Cyrus McCormick Biography

This is a full biography on Cyrus McCormick - inventor of the reaper.

Cyrus McCormick

Cyrus McCormick

Following in his Father's Footsteps

Cyrus McCormick was an American inventor and businessman. McCormick was born on February 15, 1809, in Rockbridge County, Virginia. McCormick is remembered in history for his invention of the mechanical reaper, a machine that could cut and gather crops quickly. He is also remembered being the founder of the McCormick Harvesting Company. From an early age, McCormick was interested in creating a working reaper. His father spent nearly 28 years trying to perfect his reaper design. The younger McCormick followed his father's work and eventually attempted his own reaper design with the help of Jo Anderson, a slave on the McCormick plantation.

Improving Mechanical Reaper

On June 21, 1834, Cyrus McCormick was granted a patent for his mechanical reaper design. At first the reaper didn't sell well because many farmers felt that the design was too hard to use for small farms. McCormick continued to work to improve his mechanical reaper design. In 1848, he applied for a second mechanical reaper patent that included many improvements to his original patent. In 1849, Cyrus and his brother William McCormick moved to Chicago and worked together to continue to build their family business of selling mechanical reapers.

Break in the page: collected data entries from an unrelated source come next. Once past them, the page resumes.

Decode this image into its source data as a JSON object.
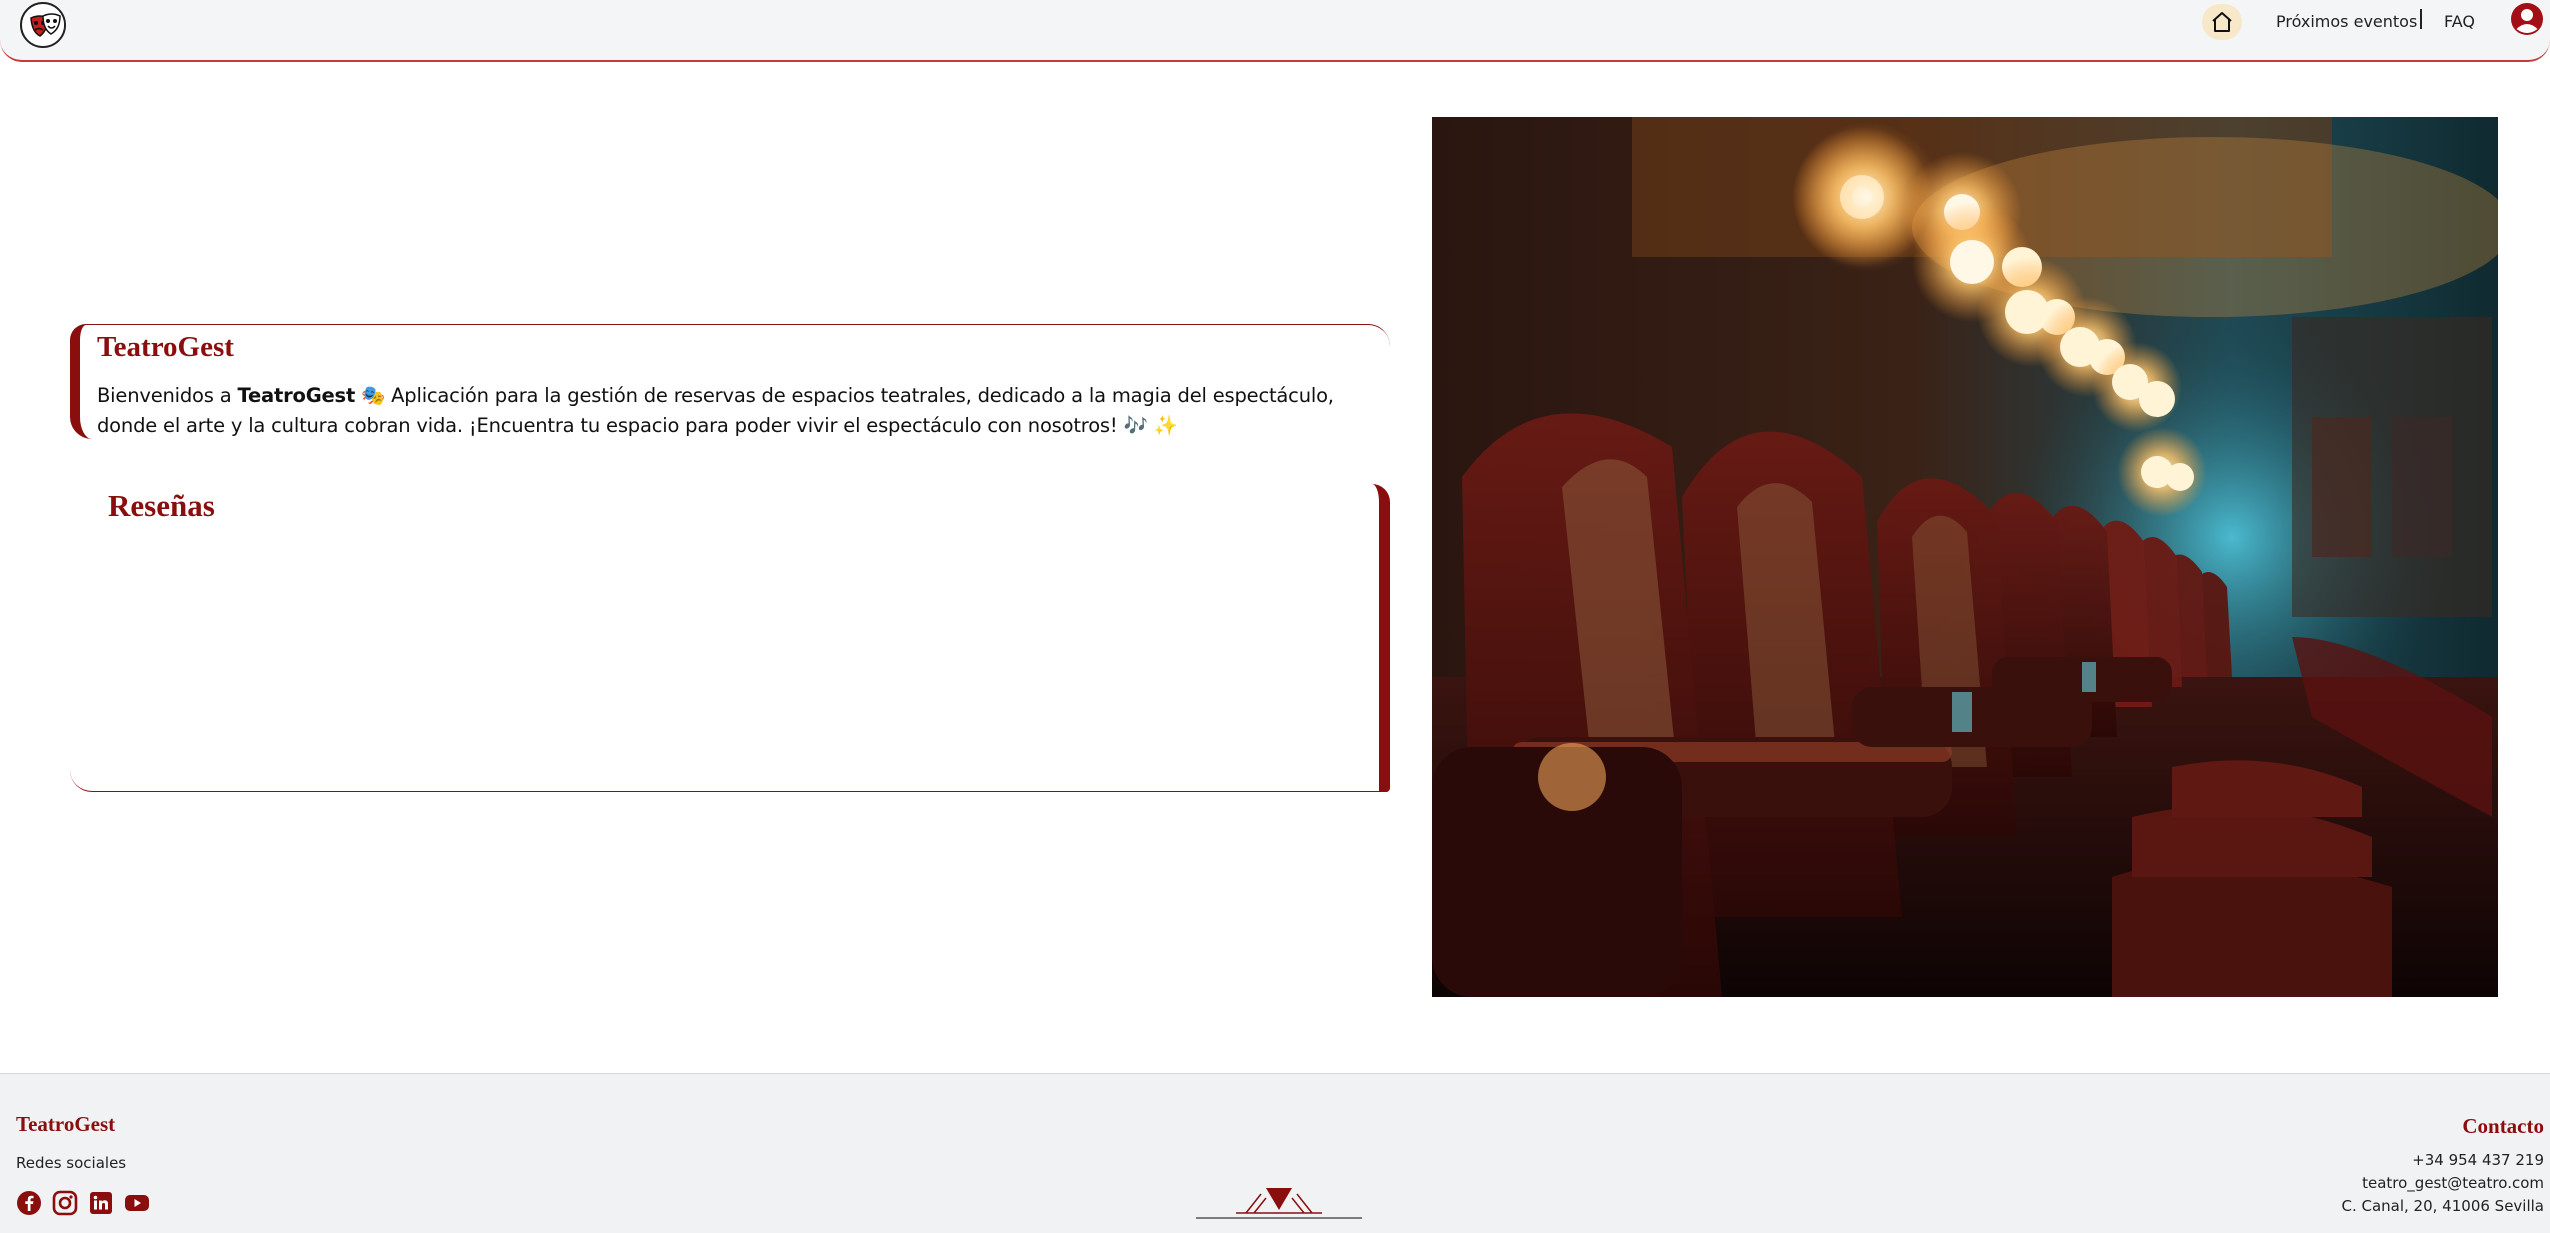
{
  "header": {
    "nav": {
      "home_icon": "home-icon",
      "upcoming": "Próximos eventos",
      "faq": "FAQ",
      "user_icon": "user-circle-icon"
    },
    "colors": {
      "brand": "#8b0e0e",
      "accent_border": "#c53a3a",
      "home_bg": "#f6e8c8"
    }
  },
  "hero": {
    "title": "TeatroGest",
    "text_before": "Bienvenidos a ",
    "text_brand": "TeatroGest",
    "text_after": " 🎭 Aplicación para la gestión de reservas de espacios teatrales, dedicado a la magia del espectáculo, donde el arte y la cultura cobran vida. ¡Encuentra tu espacio para poder vivir el espectáculo con nosotros! 🎶 ✨"
  },
  "reviews": {
    "title": "Reseñas"
  },
  "footer": {
    "brand": "TeatroGest",
    "social_label": "Redes sociales",
    "social_icons": [
      "facebook-icon",
      "instagram-icon",
      "linkedin-icon",
      "youtube-icon"
    ],
    "contact_title": "Contacto",
    "phone": "+34 954 437 219",
    "email": "teatro_gest@teatro.com",
    "address": "C. Canal, 20, 41006 Sevilla"
  }
}
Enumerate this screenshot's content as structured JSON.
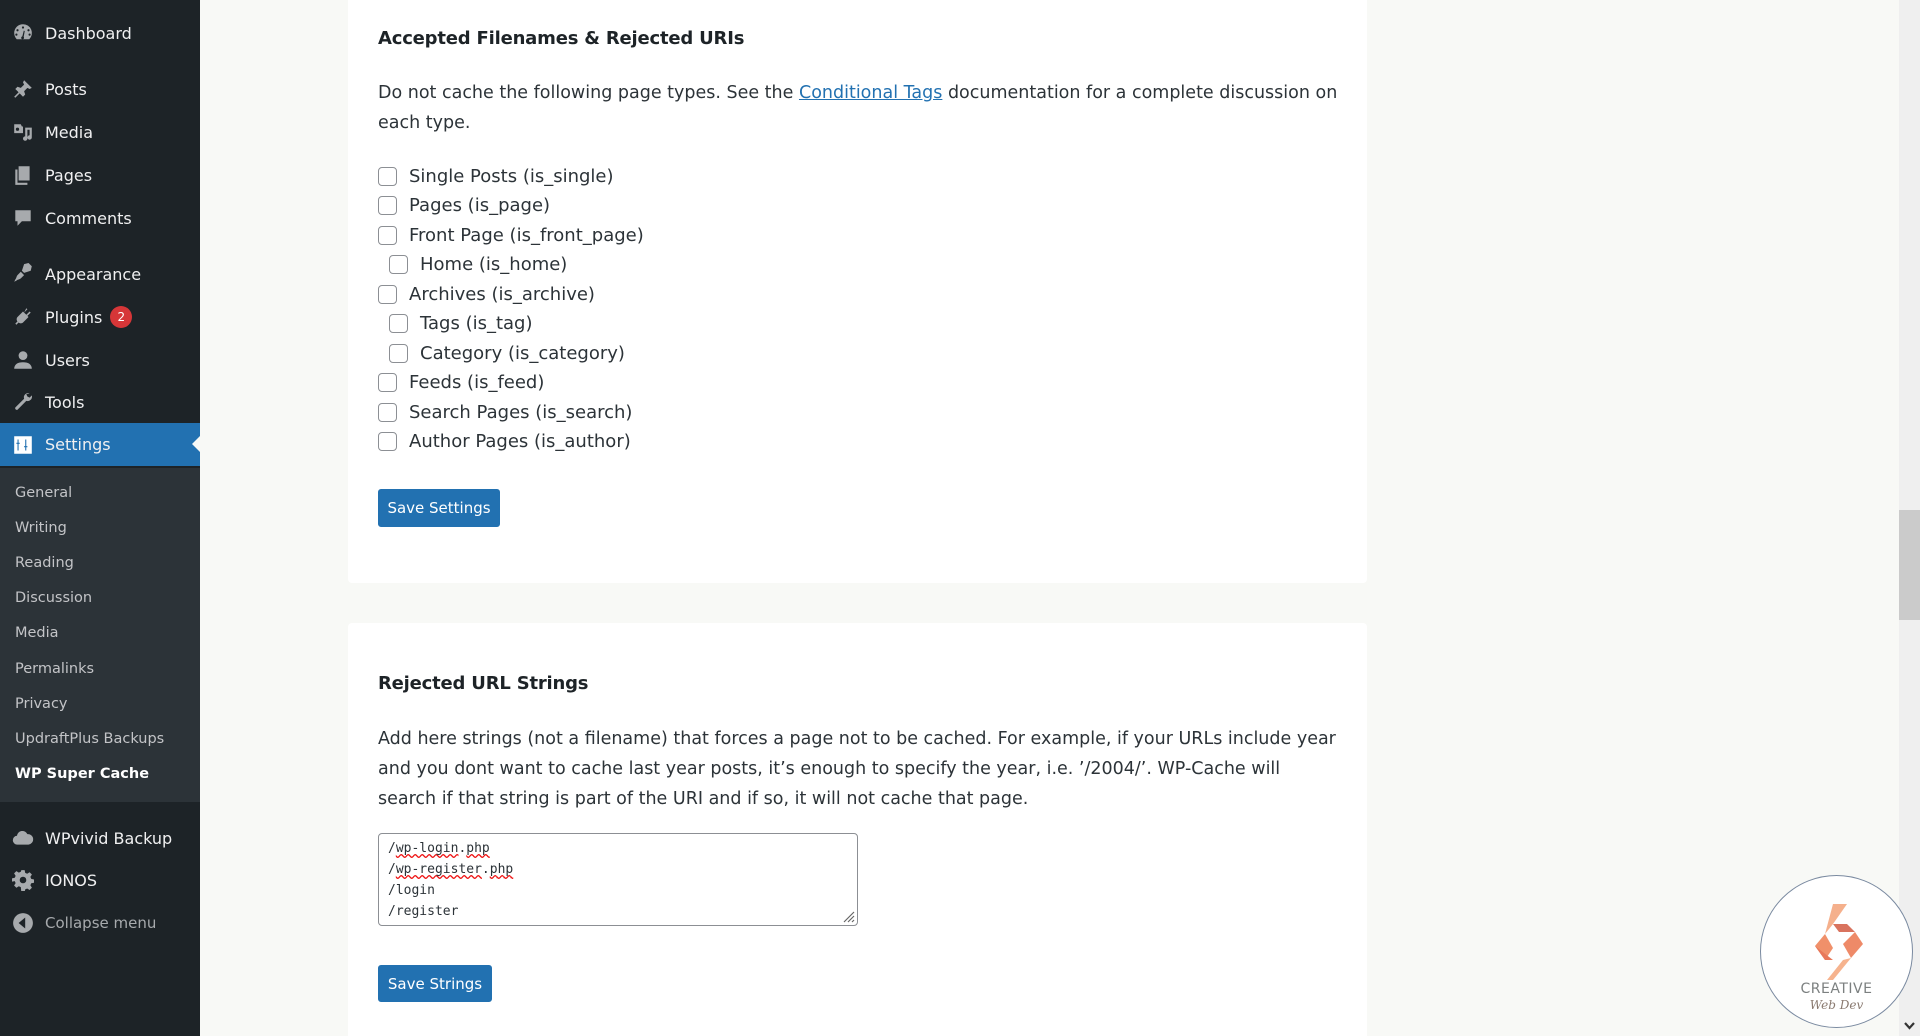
{
  "sidebar": {
    "menu": [
      {
        "label": "Dashboard",
        "icon": "dashboard-icon"
      },
      {
        "label": "Posts",
        "icon": "pin-icon"
      },
      {
        "label": "Media",
        "icon": "media-icon"
      },
      {
        "label": "Pages",
        "icon": "pages-icon"
      },
      {
        "label": "Comments",
        "icon": "comment-icon"
      },
      {
        "label": "Appearance",
        "icon": "brush-icon"
      },
      {
        "label": "Plugins",
        "icon": "plug-icon",
        "badge": "2"
      },
      {
        "label": "Users",
        "icon": "user-icon"
      },
      {
        "label": "Tools",
        "icon": "wrench-icon"
      },
      {
        "label": "Settings",
        "icon": "settings-icon",
        "active": true
      }
    ],
    "submenu": [
      "General",
      "Writing",
      "Reading",
      "Discussion",
      "Media",
      "Permalinks",
      "Privacy",
      "UpdraftPlus Backups",
      "WP Super Cache"
    ],
    "submenu_current": "WP Super Cache",
    "bottom_menu": [
      {
        "label": "WPvivid Backup",
        "icon": "cloud-icon"
      },
      {
        "label": "IONOS",
        "icon": "gear-icon"
      },
      {
        "label": "Collapse menu",
        "icon": "collapse-arrow-icon"
      }
    ]
  },
  "accepted_section": {
    "title": "Accepted Filenames & Rejected URIs",
    "desc_before": "Do not cache the following page types. See the ",
    "desc_link": "Conditional Tags",
    "desc_after": " documentation for a complete discussion on each type.",
    "checkboxes": [
      {
        "label": "Single Posts (is_single)",
        "checked": false,
        "indent": false
      },
      {
        "label": "Pages (is_page)",
        "checked": false,
        "indent": false
      },
      {
        "label": "Front Page (is_front_page)",
        "checked": false,
        "indent": false
      },
      {
        "label": "Home (is_home)",
        "checked": false,
        "indent": true
      },
      {
        "label": "Archives (is_archive)",
        "checked": false,
        "indent": false
      },
      {
        "label": "Tags (is_tag)",
        "checked": false,
        "indent": true
      },
      {
        "label": "Category (is_category)",
        "checked": false,
        "indent": true
      },
      {
        "label": "Feeds (is_feed)",
        "checked": false,
        "indent": false
      },
      {
        "label": "Search Pages (is_search)",
        "checked": false,
        "indent": false
      },
      {
        "label": "Author Pages (is_author)",
        "checked": false,
        "indent": false
      }
    ],
    "save_label": "Save Settings"
  },
  "rejected_section": {
    "title": "Rejected URL Strings",
    "desc": "Add here strings (not a filename) that forces a page not to be cached. For example, if your URLs include year and you dont want to cache last year posts, it’s enough to specify the year, i.e. ’/2004/’. WP-Cache will search if that string is part of the URI and if so, it will not cache that page.",
    "textarea_lines": [
      "/wp-login.php",
      "/wp-register.php",
      "/login",
      "/register"
    ],
    "save_label": "Save Strings"
  },
  "logo": {
    "line1": "CREATIVE",
    "line2": "Web Dev"
  },
  "colors": {
    "accent": "#2271b1",
    "sidebar_bg": "#1d2327",
    "submenu_bg": "#2c3338",
    "badge": "#d63638"
  }
}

Selling and Marketing the Reaper

The Reaper

McCormick's Reaper

The McCormick brothers worked hard to market and sell their reapers to farmers with large farms and eventually enjoyed great success. The McCormick brothers showed innovation in their business practices and hired large numbers of trained salesman to demonstrate and market their products. With the expansion of domestic railroads, the McCormick reaper could be distributed throughout the nation. McCormick died on May 18, 1884 nearly 50 years after patenting the mechanical reaper. Mechanical reapers like the ones built by the McCormick family will always be remembered for the speed and efficiency that they brought to the harvesting of crops on American farmland, during the late nineteenth century.